The Giant Panda
The giant panda's newborn cub is only one nine-hundredth of its mother's weight. The giant panda spends almost all its time eating to sustain itself on nutritionally poor bamboo leaves and stems.
Without natural enemies, the panda is free to carry out its business of endless bamboo eating. It is endangered, however, by the twin threats of poaching and deforestation. Isolated in its cool, damp mountain strongholds, the giant panda has developed thick fur and a bulky build to help it conserve energy.
The panda lives in mountains of Sichuan in southwest China, a remote part of the Tibetan plateau containing more plant and animal species than any temperate region in the world. Bamboo, a hardy treelike grass, thrives in this forbidding habitat. The giant panda depends almost totally on bamboo for nourishment, so it is at home among these mountains. The steep, inaccessible terrain is also a defensive advantage for an animal that can hardly to stop eating.
A female signals her readiness to mate by secreting a musky scent along known panda paths and by calling from high in trees. Several males may respond and all of them may mate with the female. A pregnant female seeks a den in a cave, bamboo thicket or at the base of a tree, lining it with wood chips of branches.
The single newborn cub is tiny, blind and naked, but grows quickly. After about a month, the mother resumes normal feeding, cradling the cub in the crook of her arm. Although weaned at about six months, the cub stays with its mother through the next breeding season. It leaves her the following spring in search of a good feeding area in which to establish its own home range.
The panda cannot waste energy patrolling a territory because bamboo, its main food, is so poor in nutrients. However, bamboo is plentiful within the panda’s range, so there is little call for confrontations over food. Males and females encounter each other only in spring to mate. Males meeting are almost as rare; these involve establishing rank in the breeding, process and are usually settled peacefully.

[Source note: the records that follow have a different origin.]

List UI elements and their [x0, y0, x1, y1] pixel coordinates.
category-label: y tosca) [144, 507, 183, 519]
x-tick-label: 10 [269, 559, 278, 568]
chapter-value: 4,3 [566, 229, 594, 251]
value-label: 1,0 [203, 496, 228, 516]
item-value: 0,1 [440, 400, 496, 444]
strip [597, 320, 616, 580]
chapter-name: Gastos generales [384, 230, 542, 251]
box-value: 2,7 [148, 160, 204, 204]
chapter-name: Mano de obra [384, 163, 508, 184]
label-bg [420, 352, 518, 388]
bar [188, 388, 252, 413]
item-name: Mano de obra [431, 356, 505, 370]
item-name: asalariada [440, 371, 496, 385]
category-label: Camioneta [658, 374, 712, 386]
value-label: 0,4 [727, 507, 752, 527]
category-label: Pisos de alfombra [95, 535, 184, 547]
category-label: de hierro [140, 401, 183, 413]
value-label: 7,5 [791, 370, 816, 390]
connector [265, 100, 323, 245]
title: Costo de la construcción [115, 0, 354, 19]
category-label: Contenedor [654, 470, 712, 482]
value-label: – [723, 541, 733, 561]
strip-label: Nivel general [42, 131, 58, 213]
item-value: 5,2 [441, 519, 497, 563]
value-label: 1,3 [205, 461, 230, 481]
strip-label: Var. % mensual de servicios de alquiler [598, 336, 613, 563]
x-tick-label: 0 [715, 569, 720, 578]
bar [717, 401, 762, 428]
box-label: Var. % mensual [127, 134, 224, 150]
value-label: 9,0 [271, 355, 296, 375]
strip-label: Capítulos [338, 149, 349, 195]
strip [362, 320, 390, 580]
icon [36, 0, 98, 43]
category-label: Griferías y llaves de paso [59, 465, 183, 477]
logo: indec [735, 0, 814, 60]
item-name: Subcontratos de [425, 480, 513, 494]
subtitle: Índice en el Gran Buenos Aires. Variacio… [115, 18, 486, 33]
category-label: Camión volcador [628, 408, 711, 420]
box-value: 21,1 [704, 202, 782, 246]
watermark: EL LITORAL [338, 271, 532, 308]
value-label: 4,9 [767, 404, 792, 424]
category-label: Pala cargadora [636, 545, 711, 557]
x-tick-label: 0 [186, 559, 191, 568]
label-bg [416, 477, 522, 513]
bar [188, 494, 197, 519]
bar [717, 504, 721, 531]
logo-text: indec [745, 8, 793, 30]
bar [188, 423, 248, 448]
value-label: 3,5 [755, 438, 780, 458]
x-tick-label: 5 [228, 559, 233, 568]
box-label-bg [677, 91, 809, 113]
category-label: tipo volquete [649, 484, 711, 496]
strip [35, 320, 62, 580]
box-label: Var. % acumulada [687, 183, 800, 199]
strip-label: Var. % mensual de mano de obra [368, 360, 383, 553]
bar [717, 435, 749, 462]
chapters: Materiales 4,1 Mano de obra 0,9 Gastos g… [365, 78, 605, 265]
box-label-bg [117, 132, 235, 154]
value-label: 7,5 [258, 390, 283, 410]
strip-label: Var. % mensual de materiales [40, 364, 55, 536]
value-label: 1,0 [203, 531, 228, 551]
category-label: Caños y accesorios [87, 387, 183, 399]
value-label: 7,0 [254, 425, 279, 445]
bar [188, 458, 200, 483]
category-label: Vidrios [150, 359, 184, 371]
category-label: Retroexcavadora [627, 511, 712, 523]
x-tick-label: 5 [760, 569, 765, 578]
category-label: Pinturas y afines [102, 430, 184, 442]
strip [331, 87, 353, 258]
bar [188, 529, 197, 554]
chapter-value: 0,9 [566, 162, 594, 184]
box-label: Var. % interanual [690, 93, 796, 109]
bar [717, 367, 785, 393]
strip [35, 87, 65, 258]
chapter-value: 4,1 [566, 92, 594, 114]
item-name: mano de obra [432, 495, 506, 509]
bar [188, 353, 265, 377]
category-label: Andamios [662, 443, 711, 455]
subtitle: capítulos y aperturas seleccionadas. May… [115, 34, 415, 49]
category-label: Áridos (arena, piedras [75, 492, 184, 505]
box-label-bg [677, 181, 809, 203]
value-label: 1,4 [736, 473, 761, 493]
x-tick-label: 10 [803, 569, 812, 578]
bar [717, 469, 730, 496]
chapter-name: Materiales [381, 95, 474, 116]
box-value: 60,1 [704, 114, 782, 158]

Unlike other large, grass eating animals such as cattle or deer, the giant panda lacks the special stomach compartments that help digestion by breaking down cellulose. Instead the panda must eat and eat, defecating frequently to make room for more bamboo. Constant eating consumes almost all of the panda’s time. Even naps are limited to about four hours, after which time the gut needs more bamboo to continue its job of supplying nutrients to the body. Where food is plentiful, the panda settles into a routine of eight hours feeding followed by four hours sleep.
The panda’s population has declined greatly, even during the last 20 years, largely through the effects of hunting and loss of habitat. However, legislation has helped establish more than a dozen preserves where pandas are strictly protected.